Who?

4 1 0
                                    


Elang duduk di sebuah ruang interogasi. Seorang pria yang duduk di sebarangnya tampak bangkit dan pergi keluar dengan raut menahan emosi.

"Apa dia masih diam saja?" tanya seorang wanita di ruangan sebelah, tempat Elang diawasi dari sana.

"Saka bahkan sampai terlihat kesal menghadapinya," ucap pria berperut buncit.

"Aku akan mencobanya," ujar si wanita sembari menatap ke arah Elang dari kamera pengawas. Setelah itu, ia melangkah pergi menuju pintu keluar, di sana dia berpapasan dengan pria bernama Saka.

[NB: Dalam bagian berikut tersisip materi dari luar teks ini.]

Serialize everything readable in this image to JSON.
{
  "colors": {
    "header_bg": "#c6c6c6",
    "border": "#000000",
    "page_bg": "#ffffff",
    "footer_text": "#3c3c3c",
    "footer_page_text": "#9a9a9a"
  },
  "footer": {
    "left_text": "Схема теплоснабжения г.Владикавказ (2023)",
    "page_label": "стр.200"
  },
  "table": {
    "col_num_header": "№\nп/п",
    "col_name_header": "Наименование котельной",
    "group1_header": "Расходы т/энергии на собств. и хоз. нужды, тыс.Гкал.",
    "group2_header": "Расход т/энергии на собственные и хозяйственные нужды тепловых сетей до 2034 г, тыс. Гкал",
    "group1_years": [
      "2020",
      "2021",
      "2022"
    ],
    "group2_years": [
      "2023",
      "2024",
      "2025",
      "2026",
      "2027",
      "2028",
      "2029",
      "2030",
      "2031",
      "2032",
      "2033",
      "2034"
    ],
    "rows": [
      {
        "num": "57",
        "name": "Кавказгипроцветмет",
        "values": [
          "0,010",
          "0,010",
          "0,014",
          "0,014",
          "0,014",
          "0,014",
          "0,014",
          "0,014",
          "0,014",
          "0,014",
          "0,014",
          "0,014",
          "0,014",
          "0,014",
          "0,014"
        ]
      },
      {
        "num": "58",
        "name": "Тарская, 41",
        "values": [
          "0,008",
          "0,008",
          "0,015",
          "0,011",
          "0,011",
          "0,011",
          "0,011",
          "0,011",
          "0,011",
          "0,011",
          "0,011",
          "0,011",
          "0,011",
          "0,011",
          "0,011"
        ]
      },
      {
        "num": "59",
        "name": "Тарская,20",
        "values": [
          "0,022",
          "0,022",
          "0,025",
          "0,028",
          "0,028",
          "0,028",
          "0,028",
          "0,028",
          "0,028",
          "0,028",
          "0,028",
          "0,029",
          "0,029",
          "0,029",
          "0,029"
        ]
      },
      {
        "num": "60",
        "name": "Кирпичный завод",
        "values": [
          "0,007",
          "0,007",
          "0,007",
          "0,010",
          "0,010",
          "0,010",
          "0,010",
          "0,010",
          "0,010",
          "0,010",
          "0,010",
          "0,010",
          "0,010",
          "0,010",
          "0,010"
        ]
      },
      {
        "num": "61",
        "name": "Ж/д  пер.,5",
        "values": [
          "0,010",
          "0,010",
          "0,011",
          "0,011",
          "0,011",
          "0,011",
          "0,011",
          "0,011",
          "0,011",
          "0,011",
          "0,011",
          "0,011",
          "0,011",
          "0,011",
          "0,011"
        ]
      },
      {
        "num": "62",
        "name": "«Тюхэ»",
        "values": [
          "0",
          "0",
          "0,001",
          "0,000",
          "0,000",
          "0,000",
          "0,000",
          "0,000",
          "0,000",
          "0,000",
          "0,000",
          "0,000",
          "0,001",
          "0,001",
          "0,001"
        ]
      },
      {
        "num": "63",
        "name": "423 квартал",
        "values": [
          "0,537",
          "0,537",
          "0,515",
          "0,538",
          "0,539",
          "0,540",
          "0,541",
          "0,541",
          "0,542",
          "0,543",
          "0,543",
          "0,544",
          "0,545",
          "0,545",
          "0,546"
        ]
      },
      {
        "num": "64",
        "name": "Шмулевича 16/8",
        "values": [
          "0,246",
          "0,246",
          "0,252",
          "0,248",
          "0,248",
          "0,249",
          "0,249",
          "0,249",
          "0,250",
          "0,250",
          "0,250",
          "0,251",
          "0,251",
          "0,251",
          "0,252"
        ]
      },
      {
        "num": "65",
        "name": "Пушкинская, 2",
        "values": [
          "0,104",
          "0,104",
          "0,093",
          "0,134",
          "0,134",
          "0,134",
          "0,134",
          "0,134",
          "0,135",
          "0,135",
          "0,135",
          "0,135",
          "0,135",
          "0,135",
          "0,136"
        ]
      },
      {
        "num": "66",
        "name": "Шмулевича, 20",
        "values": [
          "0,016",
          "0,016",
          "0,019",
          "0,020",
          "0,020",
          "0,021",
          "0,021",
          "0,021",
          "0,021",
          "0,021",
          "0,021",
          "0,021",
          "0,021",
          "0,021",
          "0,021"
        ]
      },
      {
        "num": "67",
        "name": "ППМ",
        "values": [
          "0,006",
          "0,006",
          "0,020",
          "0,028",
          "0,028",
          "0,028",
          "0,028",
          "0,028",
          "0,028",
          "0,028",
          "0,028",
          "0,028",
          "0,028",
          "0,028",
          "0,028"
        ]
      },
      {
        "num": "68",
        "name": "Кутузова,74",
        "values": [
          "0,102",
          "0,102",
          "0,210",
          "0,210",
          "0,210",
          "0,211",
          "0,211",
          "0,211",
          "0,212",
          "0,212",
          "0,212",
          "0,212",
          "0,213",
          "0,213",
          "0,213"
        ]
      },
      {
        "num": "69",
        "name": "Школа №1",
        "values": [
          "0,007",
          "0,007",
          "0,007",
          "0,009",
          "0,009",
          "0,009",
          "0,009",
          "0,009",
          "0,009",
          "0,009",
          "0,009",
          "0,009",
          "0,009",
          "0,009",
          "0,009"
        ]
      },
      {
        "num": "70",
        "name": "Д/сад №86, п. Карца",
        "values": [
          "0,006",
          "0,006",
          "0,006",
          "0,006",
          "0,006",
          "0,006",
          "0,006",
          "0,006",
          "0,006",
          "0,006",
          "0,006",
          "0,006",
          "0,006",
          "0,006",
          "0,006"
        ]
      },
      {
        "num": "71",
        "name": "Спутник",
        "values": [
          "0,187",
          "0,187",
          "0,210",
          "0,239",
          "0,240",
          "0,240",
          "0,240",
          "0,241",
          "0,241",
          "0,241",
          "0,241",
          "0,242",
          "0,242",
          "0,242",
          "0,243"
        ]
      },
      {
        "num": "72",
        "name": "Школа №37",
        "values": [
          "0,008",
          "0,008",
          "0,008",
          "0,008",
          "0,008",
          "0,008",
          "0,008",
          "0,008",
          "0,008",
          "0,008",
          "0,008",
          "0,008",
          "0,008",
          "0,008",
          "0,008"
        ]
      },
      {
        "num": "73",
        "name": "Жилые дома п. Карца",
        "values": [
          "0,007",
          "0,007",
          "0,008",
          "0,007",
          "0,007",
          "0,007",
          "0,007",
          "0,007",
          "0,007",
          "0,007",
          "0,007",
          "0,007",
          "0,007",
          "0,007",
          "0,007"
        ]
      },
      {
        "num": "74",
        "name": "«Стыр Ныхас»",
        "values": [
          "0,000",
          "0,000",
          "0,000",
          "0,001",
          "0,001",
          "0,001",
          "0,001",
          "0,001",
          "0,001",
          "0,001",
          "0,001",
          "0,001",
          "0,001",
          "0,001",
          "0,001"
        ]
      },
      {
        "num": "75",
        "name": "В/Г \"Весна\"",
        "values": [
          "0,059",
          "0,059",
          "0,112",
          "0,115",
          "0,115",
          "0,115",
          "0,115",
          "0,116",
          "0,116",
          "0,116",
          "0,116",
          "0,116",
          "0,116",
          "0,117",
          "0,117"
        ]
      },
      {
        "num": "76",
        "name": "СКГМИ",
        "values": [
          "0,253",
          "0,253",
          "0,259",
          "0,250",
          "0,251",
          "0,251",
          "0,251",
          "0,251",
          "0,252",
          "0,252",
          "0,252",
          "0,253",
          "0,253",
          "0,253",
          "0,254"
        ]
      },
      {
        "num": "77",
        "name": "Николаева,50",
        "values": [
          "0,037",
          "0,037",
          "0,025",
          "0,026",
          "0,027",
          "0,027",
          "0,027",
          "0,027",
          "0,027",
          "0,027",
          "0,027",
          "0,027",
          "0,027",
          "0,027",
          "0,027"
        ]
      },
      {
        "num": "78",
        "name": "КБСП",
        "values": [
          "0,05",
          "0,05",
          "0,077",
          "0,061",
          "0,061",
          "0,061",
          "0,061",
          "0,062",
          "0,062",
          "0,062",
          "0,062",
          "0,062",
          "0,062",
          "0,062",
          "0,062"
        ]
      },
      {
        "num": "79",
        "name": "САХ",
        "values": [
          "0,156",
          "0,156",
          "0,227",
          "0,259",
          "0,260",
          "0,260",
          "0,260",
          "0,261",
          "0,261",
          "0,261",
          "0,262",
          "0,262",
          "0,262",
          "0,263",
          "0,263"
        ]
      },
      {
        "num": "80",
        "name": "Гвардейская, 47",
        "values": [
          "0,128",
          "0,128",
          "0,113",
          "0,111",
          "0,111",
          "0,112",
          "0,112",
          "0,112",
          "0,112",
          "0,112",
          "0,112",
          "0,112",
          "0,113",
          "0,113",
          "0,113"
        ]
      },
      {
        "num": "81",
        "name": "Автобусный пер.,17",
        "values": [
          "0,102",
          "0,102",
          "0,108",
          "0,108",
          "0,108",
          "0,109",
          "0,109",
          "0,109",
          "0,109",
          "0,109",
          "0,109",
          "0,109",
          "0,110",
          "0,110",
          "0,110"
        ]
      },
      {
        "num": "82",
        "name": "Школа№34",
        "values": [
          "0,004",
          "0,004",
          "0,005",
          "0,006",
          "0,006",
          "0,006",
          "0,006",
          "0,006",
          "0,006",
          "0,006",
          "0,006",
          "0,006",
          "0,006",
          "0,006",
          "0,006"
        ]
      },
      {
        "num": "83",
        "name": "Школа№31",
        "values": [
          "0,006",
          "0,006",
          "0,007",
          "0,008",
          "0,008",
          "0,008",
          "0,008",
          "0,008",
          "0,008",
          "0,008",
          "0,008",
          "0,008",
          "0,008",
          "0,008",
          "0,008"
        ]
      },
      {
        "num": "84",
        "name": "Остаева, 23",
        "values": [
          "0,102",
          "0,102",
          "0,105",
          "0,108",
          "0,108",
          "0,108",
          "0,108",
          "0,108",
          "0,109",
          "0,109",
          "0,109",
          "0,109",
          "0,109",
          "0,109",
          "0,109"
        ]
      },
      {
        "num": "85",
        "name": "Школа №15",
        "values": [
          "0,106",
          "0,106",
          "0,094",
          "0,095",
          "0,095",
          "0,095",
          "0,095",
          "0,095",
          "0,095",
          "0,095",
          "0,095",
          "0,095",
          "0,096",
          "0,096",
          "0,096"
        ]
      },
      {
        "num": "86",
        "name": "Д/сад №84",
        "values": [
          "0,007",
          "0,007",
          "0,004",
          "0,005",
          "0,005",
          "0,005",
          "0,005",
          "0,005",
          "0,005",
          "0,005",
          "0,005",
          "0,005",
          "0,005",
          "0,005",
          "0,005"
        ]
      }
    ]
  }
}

"Mau ke mana?" tanya Saka. Namun, wanita itu diam tak menjawab. Tangannya tampak merampas dokumen berisi catatan tersangka dari tangan Saka.

"Lisa," panggil Saka.

"Dia ingin menginterogasi pria itu," sahut pria bertubuh buncit, Pak Aryo—seorang AKP—atasan Saka.

***

Di dalam ruang interogasi. Elang tampak diam membisu. Awalnya—saat baru sampai di kantor polisi—Elang masih mau bicara beberapa penggal kalimat. Tapi, kemudian dia mulai bungkam saat beberapa jam yang lalu Pak Aryo—pria buncit di ruangan sebelah tadi—memukul kepalanya ketika Elang berusaha untuk berkata jujur. Pikir Elang, percuma saja ia bersuara jika setiap perkataan yang keluar dari mulutnya selalu dinilai dusta. Karena itu, Elang memilih bungkam selama beberapa jam terakhir ini.

"Elang Orlando?" panggil Lisa yang telah duduk di depannya.

Elang menengadahkan kepalanya, menatap wanita itu tanpa minat. Sama seperti sebelumnya, ia hanya diam memandangi orang yang duduk di seberangnya.

"Aku Elisa, panggil saja Lisa."

Elang tak menanggapi.

"Elang, aku akan mengajukan pertanyaan padamu. Jadi, tolong kerjasamanya, ya," cakap Lisa. Wanita itu menghela napasnya sejenak, sebelum kemudian melontarkan pertanyaannya. "Menurut kamu ... Winda itu orangnya seperti apa?"

"Kamu bisa katakan semuanya padaku. Aku akan mendengarkanmu," lanjutnya, setelah beberapa saat tidak mendapatkan respons dari pria itu.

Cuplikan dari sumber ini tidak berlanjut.